By Ben VanMetre
Imagine you earn $34,000 a year. You have more than $9,000 in credit card debt and an awful credit score.
Recognizing your fiscal mess, you meet your financial advisor and say you’re finally going to buckle down and cut your spending — to only $37,000 this year.
This, of course, sounds crazy, considering your purported buckling down is $3,000 more than you have to spend.
But change thousands to billions, and this is exactly how the Illinois state government has been “limiting” its spending in recent years.
Having just gone through tax season, most Illinoisans are well aware of the hurt caused by the $7 billion state income tax increase of 2011.
But few people realize the truth behind the spending limit that was enacted at the same time — it’s a fake.
Democratic leaders paired the 2011 state income tax increase with a spending limit in order to don a cloak of fiscal responsibility.
In describing the measure, House Majority Leader Barbara Flynn Currie, D-Chicago, said “You’re talking about a shoe that is definitely going to pinch.” But that’s far from the truth.
The spending limit was more like putting a size 13 shoe on someone who wears a size 6.
Case in point: Budget season is underway in Springfield. This year, the state is anticipating about $34 billion in revenue.
But the spending limit is $37.5 billion — $3 billion more than the state will have to spend.
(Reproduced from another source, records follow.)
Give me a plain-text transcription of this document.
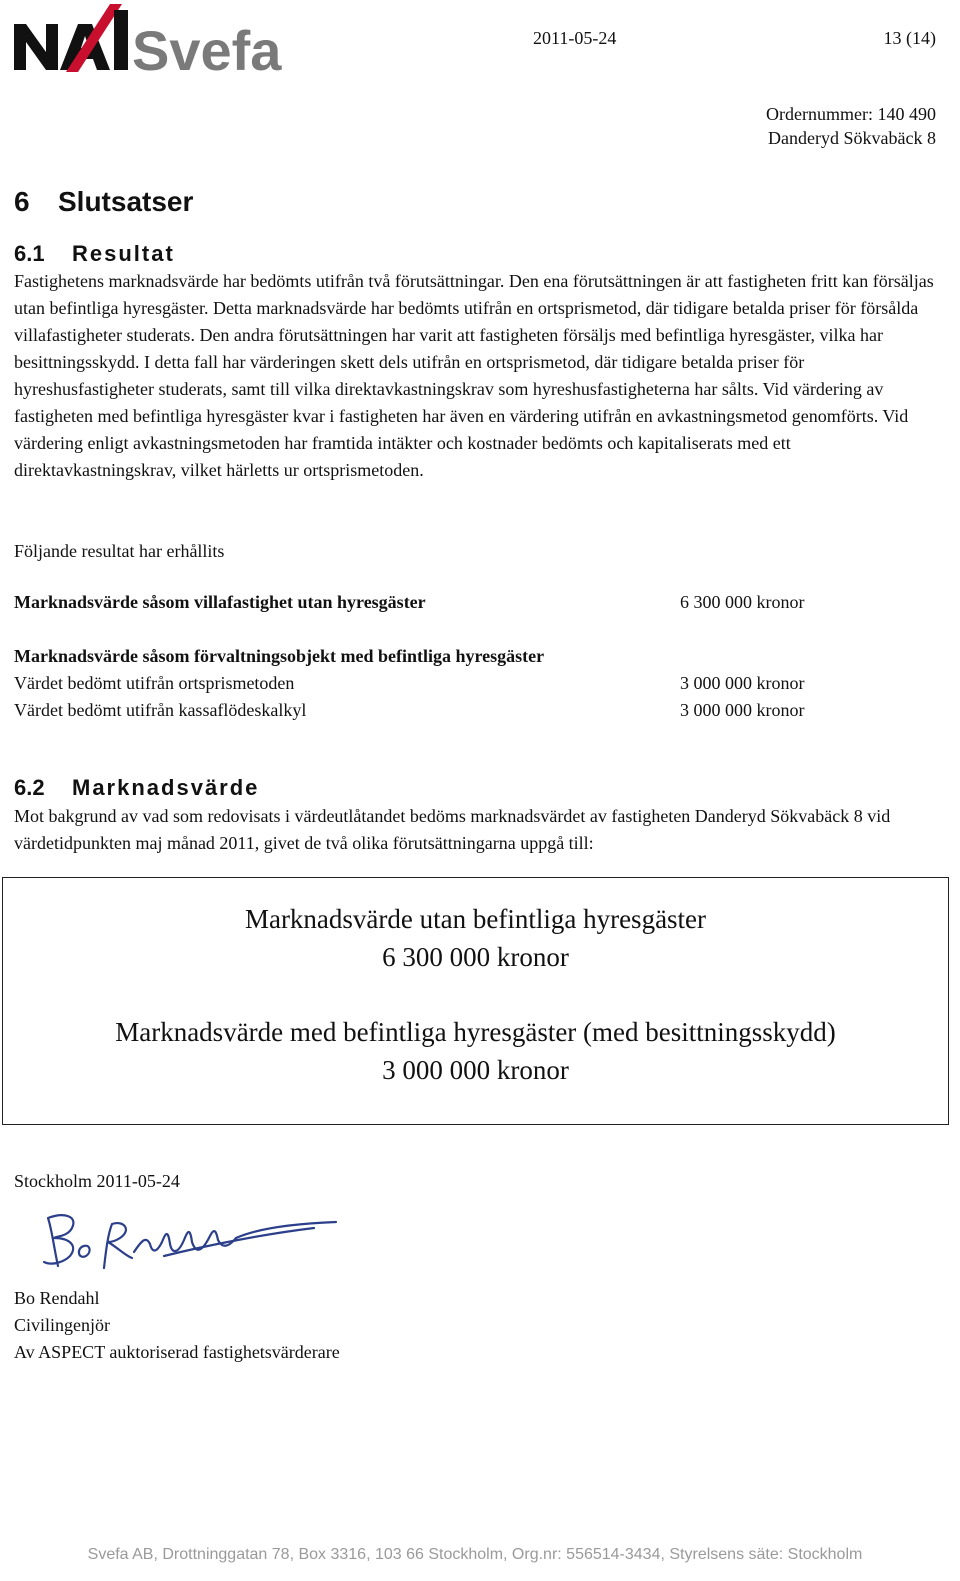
Svefa	2011-05-24	13 (14)
Ordernummer: 140 490
Danderyd Sökvabäck 8
6 Slutsatser
6.1 Resultat
Fastighetens marknadsvärde har bedömts utifrån två förutsättningar. Den ena förutsättningen är att fastigheten fritt kan försäljas utan befintliga hyresgäster. Detta marknadsvärde har bedömts utifrån en ortsprismetod, där tidigare betalda priser för försålda villafastigheter studerats. Den andra förutsättningen har varit att fastigheten försäljs med befintliga hyresgäster, vilka har besittningsskydd. I detta fall har värderingen skett dels utifrån en ortsprismetod, där tidigare betalda priser för hyreshusfastigheter studerats, samt till vilka direktavkastningskrav som hyreshusfastigheterna har sålts. Vid värdering av fastigheten med befintliga hyresgäster kvar i fastigheten har även en värdering utifrån en avkastningsmetod genomförts. Vid värdering enligt avkastningsmetoden har framtida intäkter och kostnader bedömts och kapitaliserats med ett direktavkastningskrav, vilket härletts ur ortsprismetoden.
Följande resultat har erhållits
Marknadsvärde såsom villafastighet utan hyresgäster	6 300 000 kronor
Marknadsvärde såsom förvaltningsobjekt med befintliga hyresgäster
Värdet bedömt utifrån ortsprismetoden	3 000 000 kronor
Värdet bedömt utifrån kassaflödeskalkyl	3 000 000 kronor
6.2 Marknadsvärde
Mot bakgrund av vad som redovisats i värdeutlåtandet bedöms marknadsvärdet av fastigheten Danderyd Sökvabäck 8 vid värdetidpunkten maj månad 2011, givet de två olika förutsättningarna uppgå till:
Marknadsvärde utan befintliga hyresgäster
6 300 000 kronor
Marknadsvärde med befintliga hyresgäster (med besittningsskydd)
3 000 000 kronor
Stockholm 2011-05-24
Bo Rendahl
Civilingenjör
Av ASPECT auktoriserad fastighetsvärderare
Svefa AB, Drottninggatan 78, Box 3316, 103 66 Stockholm, Org.nr: 556514-3434, Styrelsens säte: Stockholm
Incredibly, next year’s “limit” is more than $5 billion higher than the state’s expected revenues.
Spending limits are a basic tool of responsible budgeting.
They’re supposed to cap the amount of money that a state government can spend each year to encourage government to live within its means.
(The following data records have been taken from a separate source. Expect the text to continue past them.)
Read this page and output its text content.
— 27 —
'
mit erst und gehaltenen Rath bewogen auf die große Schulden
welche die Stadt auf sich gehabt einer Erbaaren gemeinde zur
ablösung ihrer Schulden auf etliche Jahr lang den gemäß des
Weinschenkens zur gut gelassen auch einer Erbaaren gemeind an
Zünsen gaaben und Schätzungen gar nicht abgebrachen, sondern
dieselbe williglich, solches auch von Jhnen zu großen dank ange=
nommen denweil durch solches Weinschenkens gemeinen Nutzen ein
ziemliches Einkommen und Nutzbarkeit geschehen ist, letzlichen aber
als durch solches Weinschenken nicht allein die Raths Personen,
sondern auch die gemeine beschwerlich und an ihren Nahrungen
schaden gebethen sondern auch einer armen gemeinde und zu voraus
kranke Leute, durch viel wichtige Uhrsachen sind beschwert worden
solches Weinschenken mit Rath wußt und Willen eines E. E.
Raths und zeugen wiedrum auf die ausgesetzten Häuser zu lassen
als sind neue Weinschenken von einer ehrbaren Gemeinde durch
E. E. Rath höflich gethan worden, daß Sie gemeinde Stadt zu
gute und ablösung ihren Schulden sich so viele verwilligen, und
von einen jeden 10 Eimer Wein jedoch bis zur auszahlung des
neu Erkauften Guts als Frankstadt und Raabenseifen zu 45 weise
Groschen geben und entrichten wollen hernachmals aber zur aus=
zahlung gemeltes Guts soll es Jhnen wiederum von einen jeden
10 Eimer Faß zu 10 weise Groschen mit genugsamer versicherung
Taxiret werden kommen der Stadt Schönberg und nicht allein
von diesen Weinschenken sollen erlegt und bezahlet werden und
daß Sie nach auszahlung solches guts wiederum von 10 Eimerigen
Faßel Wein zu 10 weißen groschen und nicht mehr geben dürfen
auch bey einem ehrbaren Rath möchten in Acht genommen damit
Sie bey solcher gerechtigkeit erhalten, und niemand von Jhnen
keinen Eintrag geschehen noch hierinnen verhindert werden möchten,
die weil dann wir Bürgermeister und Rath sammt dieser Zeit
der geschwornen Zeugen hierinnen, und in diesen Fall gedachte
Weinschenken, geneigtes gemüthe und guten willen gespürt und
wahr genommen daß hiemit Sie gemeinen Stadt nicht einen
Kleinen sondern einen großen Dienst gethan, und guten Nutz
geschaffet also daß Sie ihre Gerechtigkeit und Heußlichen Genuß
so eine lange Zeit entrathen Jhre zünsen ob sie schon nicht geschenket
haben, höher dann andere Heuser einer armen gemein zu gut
But Illinois’ spendthrift politicians purposefully set the bar too high so they never would trigger a tax rebate provision meant to protect taxpayers from overspending. The end result? Money keeps going out faster than it comes in, and the state’s bill backlog grows.
This charade should be a lesson to everyone — passing fake reforms just perpetuates Illinois’ crisis.
Then again, perhaps we should not be surprised. We’ve gotten next to nothing out of the political class in recent years by way of transformative changes. Politicians are still dithering on pension benefit reforms even though Illinois has the worst pension crisis in the nation.